Blending mind, spirit, body
February 17, 2020
What started as a make-up Spiritual Life obligation has now become an almost essential part of the Culver Academies’ hockey program.
With most of the hockey games falling on a Saturday-Sunday weekend series, the players must still honor their Spiritual Life commitment by attending a service on Monday after classes. But the goalies were already committed to a special practice, Sebastian Ragno, Culver’s goalie coach, said.
In order to meet that obligation, Rev. Dr. Sam Boys, the Director of Spiritual Life, now meets with them every Tuesday after classes. But after talking with the goalies and Ragno, Boys uses the sessions to help the players stay focused and calm during games.
For Boys, it is a way show the players how they can blend the mind and spirit to help the body perform at a higher level. By teaching them yoga techniques to slow their breathing, focus better, and stay relaxed during stressful parts of the game, Boys is helping them perform better.
Ragno said the sessions started when the goalies gathered with Boys early in the season. They started talking about the mental side of the game and breaking down what they were thinking during certain parts of each game over the weekend.
“It’s just expanded since then,” he explained. The relaxation techniques, finding key phrases to help them focus, and exercises to improve their flexibility have all become a part of the Tuesday sessions.
Boys told the goalies during a recent Tuesday meeting that much of what they already do can be considered a ritual. From their pre-game drills to taking their initial position in the crease to getting ready to resume play, each goalie has ritual that says “I am here now” or “this is my space,” Boys observed.
What they are doing is cultivating controlled attention, he said. “It is intentional.
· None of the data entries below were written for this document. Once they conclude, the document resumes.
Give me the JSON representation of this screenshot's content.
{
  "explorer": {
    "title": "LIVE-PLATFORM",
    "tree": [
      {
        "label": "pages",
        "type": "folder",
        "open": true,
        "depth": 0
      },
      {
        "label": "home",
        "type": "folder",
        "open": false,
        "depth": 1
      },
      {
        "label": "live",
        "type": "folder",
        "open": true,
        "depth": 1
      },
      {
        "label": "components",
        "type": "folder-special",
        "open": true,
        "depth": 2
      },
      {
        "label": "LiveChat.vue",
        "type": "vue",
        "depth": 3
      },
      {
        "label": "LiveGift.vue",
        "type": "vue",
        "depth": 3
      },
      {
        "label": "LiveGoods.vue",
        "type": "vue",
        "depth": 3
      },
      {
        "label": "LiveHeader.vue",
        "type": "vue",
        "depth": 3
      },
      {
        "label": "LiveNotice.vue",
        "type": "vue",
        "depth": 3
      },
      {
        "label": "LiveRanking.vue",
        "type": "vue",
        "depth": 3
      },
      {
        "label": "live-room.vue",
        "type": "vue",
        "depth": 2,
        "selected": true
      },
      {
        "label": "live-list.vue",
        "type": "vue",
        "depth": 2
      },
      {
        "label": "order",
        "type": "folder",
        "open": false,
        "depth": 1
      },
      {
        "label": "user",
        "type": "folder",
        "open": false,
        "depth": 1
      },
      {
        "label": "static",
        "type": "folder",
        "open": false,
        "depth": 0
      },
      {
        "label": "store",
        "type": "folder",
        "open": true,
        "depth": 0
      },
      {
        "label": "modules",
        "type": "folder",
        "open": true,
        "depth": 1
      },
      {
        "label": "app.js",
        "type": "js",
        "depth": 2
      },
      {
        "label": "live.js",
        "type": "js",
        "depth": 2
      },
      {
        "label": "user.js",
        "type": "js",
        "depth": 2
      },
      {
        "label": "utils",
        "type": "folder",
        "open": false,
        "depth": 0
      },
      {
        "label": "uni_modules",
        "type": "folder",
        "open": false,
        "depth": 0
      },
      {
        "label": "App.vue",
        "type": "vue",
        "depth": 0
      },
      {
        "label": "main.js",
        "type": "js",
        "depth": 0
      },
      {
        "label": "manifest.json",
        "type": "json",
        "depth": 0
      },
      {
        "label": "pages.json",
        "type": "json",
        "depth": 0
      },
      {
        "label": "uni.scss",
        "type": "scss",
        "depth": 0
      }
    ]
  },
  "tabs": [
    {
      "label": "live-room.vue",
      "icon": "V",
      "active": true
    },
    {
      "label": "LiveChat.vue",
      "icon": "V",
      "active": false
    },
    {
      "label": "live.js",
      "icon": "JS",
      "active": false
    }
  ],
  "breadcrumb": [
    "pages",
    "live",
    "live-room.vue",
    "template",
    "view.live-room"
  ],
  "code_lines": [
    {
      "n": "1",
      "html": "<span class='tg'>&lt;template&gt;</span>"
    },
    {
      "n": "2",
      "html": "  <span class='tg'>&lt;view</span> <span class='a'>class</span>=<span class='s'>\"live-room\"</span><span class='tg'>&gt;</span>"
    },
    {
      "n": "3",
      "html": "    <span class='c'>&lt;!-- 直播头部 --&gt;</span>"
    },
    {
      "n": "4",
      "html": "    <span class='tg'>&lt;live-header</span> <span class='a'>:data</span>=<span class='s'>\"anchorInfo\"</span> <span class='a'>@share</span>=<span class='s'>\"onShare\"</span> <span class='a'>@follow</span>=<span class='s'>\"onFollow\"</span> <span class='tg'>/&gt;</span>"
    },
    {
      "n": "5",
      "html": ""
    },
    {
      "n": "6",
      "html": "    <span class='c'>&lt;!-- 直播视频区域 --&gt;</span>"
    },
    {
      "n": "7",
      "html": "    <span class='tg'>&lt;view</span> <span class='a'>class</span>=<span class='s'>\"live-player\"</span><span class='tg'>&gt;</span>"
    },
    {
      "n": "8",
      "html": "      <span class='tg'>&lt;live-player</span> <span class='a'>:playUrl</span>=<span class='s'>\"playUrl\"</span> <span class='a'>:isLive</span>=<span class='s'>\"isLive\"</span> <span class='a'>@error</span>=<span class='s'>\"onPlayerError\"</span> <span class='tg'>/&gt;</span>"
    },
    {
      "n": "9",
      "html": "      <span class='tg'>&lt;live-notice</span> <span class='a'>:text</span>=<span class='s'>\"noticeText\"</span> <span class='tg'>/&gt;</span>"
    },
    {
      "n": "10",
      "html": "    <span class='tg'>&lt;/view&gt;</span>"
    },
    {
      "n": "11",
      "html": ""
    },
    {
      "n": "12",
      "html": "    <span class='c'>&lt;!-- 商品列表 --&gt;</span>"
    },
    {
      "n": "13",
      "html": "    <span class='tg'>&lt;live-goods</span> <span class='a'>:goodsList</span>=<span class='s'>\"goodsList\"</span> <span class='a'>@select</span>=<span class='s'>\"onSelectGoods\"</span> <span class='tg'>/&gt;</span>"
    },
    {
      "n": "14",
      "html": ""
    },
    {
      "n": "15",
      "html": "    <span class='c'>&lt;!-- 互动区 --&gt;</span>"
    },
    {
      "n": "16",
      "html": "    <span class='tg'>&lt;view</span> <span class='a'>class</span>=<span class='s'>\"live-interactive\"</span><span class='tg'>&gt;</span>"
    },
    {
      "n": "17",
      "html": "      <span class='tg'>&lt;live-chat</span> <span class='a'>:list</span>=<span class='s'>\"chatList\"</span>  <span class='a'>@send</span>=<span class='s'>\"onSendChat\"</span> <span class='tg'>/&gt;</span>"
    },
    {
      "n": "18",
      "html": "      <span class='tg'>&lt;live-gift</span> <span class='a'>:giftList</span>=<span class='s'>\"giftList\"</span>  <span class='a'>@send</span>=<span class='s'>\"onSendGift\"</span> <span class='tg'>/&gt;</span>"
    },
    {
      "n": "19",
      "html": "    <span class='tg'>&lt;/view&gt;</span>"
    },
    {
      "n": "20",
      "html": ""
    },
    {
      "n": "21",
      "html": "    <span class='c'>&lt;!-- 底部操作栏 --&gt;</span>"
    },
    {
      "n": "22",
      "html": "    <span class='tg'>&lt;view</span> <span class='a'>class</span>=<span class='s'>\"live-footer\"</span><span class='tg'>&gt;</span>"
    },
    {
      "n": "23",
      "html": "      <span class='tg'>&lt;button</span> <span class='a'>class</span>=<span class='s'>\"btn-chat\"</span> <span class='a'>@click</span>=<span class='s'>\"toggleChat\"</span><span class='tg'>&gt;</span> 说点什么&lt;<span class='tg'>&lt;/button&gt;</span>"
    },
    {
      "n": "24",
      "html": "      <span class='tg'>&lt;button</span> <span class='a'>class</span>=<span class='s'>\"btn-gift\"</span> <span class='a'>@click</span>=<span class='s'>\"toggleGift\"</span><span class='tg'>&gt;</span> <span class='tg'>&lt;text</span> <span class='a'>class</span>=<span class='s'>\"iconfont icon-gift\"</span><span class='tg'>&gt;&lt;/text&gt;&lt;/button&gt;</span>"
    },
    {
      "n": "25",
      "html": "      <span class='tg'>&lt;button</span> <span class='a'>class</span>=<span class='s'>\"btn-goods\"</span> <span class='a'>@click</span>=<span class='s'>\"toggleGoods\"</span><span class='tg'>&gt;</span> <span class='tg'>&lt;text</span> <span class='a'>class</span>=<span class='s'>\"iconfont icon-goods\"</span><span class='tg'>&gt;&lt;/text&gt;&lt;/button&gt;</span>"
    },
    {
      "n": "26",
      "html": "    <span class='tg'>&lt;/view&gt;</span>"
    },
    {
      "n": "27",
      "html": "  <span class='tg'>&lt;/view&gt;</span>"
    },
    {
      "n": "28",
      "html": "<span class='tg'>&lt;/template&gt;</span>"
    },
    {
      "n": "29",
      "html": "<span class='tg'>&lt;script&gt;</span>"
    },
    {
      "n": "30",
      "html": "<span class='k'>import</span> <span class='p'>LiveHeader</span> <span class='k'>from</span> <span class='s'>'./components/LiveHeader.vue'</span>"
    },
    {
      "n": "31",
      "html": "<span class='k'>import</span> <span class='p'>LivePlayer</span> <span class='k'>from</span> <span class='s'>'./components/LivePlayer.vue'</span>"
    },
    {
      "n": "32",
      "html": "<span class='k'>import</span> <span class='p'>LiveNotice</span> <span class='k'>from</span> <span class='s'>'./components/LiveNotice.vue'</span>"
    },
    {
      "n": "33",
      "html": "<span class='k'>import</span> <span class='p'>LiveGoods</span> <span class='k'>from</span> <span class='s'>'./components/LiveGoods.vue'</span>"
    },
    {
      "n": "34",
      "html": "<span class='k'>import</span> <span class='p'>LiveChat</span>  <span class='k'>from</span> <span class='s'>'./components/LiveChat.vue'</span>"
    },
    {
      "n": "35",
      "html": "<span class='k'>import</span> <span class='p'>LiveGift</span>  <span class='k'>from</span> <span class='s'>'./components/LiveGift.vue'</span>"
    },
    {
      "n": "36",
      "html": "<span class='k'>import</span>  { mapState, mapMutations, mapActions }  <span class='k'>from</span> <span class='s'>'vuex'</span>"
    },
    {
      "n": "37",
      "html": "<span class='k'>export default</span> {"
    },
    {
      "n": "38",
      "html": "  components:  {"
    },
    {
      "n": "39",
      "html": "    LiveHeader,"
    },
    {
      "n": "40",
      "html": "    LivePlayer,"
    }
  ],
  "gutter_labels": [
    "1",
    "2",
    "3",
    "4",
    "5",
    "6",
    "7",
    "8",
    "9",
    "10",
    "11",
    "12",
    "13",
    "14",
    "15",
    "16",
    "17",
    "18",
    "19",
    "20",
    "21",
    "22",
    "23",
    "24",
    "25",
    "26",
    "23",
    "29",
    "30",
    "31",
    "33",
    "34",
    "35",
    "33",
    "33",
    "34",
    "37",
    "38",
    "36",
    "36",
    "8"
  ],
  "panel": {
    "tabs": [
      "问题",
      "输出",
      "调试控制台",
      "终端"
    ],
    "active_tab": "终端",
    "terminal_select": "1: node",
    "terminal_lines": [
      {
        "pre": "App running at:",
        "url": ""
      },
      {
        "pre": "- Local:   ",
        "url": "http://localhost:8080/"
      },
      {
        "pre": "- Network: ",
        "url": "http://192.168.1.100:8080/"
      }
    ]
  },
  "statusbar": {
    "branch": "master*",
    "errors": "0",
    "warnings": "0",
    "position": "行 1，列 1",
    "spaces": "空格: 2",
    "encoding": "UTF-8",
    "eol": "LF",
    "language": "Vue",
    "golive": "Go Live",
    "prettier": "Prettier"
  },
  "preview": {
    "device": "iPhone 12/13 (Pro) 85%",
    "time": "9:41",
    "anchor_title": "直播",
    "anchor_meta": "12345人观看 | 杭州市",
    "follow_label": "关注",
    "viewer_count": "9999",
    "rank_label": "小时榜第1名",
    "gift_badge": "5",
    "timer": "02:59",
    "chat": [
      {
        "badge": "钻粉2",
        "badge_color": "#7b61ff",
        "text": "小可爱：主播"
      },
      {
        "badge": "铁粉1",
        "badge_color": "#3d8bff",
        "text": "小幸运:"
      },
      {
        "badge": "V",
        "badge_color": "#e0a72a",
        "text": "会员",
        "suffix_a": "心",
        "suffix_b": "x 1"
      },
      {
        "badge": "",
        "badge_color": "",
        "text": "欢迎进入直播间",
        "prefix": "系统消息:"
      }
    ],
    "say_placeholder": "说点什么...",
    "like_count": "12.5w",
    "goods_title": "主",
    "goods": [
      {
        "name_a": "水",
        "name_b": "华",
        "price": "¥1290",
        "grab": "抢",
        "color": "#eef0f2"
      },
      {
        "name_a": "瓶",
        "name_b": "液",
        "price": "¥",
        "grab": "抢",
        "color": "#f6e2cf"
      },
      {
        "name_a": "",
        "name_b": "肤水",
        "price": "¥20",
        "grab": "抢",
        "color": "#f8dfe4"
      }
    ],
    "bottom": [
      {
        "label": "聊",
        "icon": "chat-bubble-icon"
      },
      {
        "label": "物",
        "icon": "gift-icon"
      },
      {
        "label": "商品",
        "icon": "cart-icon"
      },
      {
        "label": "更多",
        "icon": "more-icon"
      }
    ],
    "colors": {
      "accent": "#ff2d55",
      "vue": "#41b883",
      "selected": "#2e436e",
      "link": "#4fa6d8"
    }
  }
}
You are in control.”
It is that same intentionality they must bring to their breathing, he said. Controlling your breathing helps you “find your center.” Goalies spend most of the game “reacting to the play around them,” he said. That is why they should focus on what they can control. That is breathing and “getting back to center.”
One of the breathing meditations they do is called “sama vritti” or resonance breathing. It is a mind-spirit-body practice that provides an immediate shortcut to balancing the nervous system. It starts with an exhale. Boys said the normal breathing rate is about 15–18 breaths per minute. This practice slows the breath to 5–7 bpm which helps one to reset and help re-focus attention during those stretches when the puck is in the other end.
And the exercises have been making a difference for the goalies on and off the ice.
Keira Markell ’23 (Milford, Mich.), a goalie for the CGA team, said the sessions have definitely improved her focus.
“We can be bombarded with pucks flying at us from all angles,” she said, “then, in a second, have to be able to calm down and refocus on the game.”
By using the techniques Boys has provided, such as breathing, positive affirmations, and improving posture, Markell said she has “noticed a huge difference.”
And the skills don’t just apply to hockey, she explained. “I have used them to focus during a big test, to relax before a presentation, and even to fall asleep easier.”
“I’ve been focusing a lot more on my breathing during games and practices,” Cole Evans ’22 (Kirkland, Wash.), a goalie for the CMA Prep team, said. “I felt like I’ve had more energy and have been able to retain that energy more because I’m working on breathing the right way.”
CMA U16 goalie Gage Redman ’22 (Kalamazoo, Mich.) said he has been doing these meditations each morning before classes and before practice and games.
Meditation with the hockey goalies is just one of the many ways that the spirit part of Culver’s mission is woven into the fabric of everyday life, Boys said.